Ukraine Russia conflict live Three dead after a missile strike in Odesa,
According to Ukraine, Russian missiles struck civilian buildings in Odesa, a Black Sea port city, overnight, killing at least three people and injuring 13.
According to the city’s Russia-installed administration, Ukrainian forces shelled a residential area in Nova Kakhovka, injuring one person.
A top Russian officer, Vladimir Rogov, was reported killed in a Ukrainian missile strike during Kyiv’s counteroffensive on the Zaporizhia front.
The International Atomic Energy Agency (IAEA) chief Rafael Grossi’s planned visit to the Russian-held Ukrainian Zaporizhzhia Nuclear Power Plant has been postponed by one day.
Belarus has started taking delivery of Russian tactical nuclear weapons
Belarusian President Alexander Lukashenko has stated that his country has begun receiving Russian tactical nuclear weapons, some of which he claims are three times more powerful than the atomic bombs dropped on Hiroshima and Nagasaki in 1945.
The deployment marks Moscow’s first move of such warheads – shorter-range, less powerful nuclear weapons capable of being used on the battlefield – outside of Russia since the collapse of the Soviet Union.
The move is being closely monitored by the US and its allies, as well as China, which has repeatedly warned against the use of nuclear weapons in the Ukraine conflict.
“We have missiles and bombs from Russia,” Lukashenko said in an interview with the Russian state TV channel Rossiya-1 that was posted on the Belarusian Belta state news agency’s Telegram channel.
“These bombs are three times more powerful than the ones that were dropped on Hiroshima and Nagasaki,” he said.
Russian tactical combat air sorties have increased in the last two weeks, according to UK intelligence.

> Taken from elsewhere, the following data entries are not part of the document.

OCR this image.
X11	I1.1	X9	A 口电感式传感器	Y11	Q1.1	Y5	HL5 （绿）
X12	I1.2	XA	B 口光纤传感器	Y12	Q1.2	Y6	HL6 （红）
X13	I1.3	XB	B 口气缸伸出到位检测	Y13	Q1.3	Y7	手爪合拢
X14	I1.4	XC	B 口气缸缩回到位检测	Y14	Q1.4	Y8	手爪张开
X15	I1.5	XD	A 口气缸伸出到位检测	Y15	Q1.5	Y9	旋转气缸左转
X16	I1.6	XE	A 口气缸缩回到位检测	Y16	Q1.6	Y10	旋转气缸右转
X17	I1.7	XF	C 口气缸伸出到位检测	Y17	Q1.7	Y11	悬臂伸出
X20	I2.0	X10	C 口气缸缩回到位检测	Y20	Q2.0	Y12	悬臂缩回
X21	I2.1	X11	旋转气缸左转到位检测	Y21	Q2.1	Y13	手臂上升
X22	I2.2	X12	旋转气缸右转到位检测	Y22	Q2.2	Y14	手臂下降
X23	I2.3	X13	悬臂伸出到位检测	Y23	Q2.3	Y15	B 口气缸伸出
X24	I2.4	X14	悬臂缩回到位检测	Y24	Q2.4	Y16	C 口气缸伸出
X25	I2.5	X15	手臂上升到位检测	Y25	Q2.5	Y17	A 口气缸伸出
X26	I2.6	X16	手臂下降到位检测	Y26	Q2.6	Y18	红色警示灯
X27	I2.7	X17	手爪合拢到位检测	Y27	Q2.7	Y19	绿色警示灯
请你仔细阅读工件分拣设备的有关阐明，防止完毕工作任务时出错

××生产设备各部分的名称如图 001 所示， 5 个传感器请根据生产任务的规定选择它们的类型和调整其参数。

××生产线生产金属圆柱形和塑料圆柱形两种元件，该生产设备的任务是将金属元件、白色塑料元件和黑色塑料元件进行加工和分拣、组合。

The British Ministry of Defence has issued the following briefing on the situation in Ukraine:
“There has been an increase in Russian tactical combat air sorties, particularly over southern Ukraine,” it said on Twitter.
“This is almost certainly in response to reports of increased Ukrainian offensive operations, as Russian Aerospace Forces (VKS) try to support ground troops with air strikes.”
Despite the increase, VKS’ daily sortie rate remains significantly lower than the peak of up to 300 missions per day early in the war,” it added.
What to look out for in Ukraine counteroffensive
Russia is said to have built some of the most extensive defense lines Europe has seen since WWII in order to retain control of parts of Ukraine.
Former Russian President Dmitry Medvedev said there were no longer any “moral limits” to Moscow destroying undersea communication cables, citing Western complicity in the Nord Stream pipeline explosions.
Medvedev made the remarks on his official Telegram messaging app channel.
According to US media reports, Washington was aware of a Ukrainian plot to blow up the gas pipelines. Kyiv has denied that they were destroyed.
Last September, unexplained explosions ruptured both the Nord Stream 1 and the newly built Nord Stream 2 pipelines, which transport gas from Russia to Germany beneath the Baltic Sea.
Three civilians are killed in a Russian missile attack on Odesa: Ukraine
Russian missiles struck civilian buildings in Ukraine’s Black Sea port of Odesa overnight, killing at least three people and injuring 13, according to the Ukrainian military.
Russia launched four cruise missiles on the city, according to Ukraine’s Armed Forces’ South Command. The military previously stated that two missiles were destroyed before they could reach their targets.
“A business center, an educational institution, a residential complex, food establishments, and shops in the city center were damaged as a result of air combat and blast waves,” the South command said.
“The sifting through the muck continues. There could be people underneath.”
Ukraine’s forces fire shells Kakhovka, Nova
Ukraine forces shelled a residential area in Nova Kakhovka, injuring one person, according to the city’s Russia-installed administration.
The city’s Kakhovka dam was destroyed last week, flooding swaths of land and forcing thousands to flee in one of Europe’s worst industrial disasters in decades.
According to the administration, shelling of the nearby village of Plodovoye disrupted power supply.
The visit of the UN nuclear chief to the Zaporizhzhia nuclear power plant has been postponed.
The International Atomic Energy Agency (IAEA) chief Rafael Grossi’s planned visit to the Russian-held Ukrainian Zaporizhzhia Nuclear Power Plant has been postponed by one day, according to Russian state-owned news agency RIA Novosti.
Grossi was scheduled to visit on Wednesday, according to the announcement.
The IAEA said on Sunday that it needed access to a site near the plant to check water levels after the reservoir lost a large portion of its water due to the collapse of the Kakhovka dam downstream.